On the side of natural explanations, if a recent cataclysmic event in the system created a large cloud of dust responsible for the dimming events Kepler saw, then it’s possible a heat signature will show up at some point in the next couple of years; another team of astronomers is using NASA’s Spitzer infrared space telescope to watch for that possibility.
Boyajian herself is coordinating a worldwide effort of professional telescopes to monitor the star regularly for the next several years, to catch the star in the act. Citizen scientists are still on the case, too: the American Association of Variable Star Observers is tracking brightness measurements of the star made by amateur astronomers. When the star dims again, we will use telescopes around the world to measure how much the star dims at different wavelengths. Since different substances have characteristic absorption patterns, this will tell us the composition of the intervening material. For instance, if it dims much more at ultraviolet wavelengths than in the infrared, we will know dust is to blame. If we see the characteristic pattern of cometary gases, that will help confirm the cometary hypothesis.
And if we see the same brightness changes at all wavelengths? That would indicate that whatever is blocking the starlight is big and opaque—inconsistent with comets, but consistent with the alien megastructure hypothesis.

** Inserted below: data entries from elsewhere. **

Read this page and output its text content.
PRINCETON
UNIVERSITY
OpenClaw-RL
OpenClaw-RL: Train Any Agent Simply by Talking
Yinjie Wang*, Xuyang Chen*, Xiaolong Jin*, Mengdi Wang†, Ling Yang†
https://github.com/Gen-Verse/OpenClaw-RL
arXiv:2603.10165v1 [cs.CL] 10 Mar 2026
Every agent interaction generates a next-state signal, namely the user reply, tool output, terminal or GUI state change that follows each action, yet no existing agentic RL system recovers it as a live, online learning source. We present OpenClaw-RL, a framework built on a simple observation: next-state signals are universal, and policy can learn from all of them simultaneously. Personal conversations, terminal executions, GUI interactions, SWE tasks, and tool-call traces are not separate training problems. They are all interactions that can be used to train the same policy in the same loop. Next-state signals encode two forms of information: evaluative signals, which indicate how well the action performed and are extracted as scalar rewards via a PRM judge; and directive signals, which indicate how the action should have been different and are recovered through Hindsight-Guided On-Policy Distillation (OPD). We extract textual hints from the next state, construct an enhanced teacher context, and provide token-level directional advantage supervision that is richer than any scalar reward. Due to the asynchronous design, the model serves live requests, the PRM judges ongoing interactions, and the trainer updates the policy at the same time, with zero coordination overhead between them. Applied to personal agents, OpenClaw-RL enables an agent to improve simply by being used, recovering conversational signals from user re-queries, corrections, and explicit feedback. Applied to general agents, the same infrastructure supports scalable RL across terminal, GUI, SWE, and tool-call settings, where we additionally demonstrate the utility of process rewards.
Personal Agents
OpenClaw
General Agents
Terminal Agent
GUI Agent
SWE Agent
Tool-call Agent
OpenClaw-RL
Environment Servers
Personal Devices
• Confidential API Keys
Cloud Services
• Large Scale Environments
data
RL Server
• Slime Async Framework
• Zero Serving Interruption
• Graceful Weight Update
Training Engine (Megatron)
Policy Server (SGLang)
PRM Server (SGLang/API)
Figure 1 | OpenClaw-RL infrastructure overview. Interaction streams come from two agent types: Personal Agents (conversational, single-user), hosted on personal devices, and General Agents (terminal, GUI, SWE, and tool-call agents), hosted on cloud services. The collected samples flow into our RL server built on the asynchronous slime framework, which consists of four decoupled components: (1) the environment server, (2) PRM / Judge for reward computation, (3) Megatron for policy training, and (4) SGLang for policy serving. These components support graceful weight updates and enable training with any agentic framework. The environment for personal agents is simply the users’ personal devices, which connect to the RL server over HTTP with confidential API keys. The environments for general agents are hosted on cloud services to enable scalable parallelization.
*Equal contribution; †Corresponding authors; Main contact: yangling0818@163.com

The public attention on the slow process of understanding this strange star has cast a light on how science really looks from the trenches. The exchange between Schaefer and Hippke, while dramatic at times, shows how a single study is not the end of the road for scientific conclusions, merely the start of a longer journey of testing, verification, and improvement.
Indeed, in Hippke’s thoughts on this controversy he explains that the choice for a fast-paced and public dialog was intentional, “so that the community, the involved media and the interested public did not have to wait many months” for the next development.
As Boyajian herself reminds us in her TED talk, “extraordinary claims require extraordinary evidence,” and as the dust settles on the Schaefer/Hippke controversy, Boyajian’s star remains the most mysterious star in our galaxy.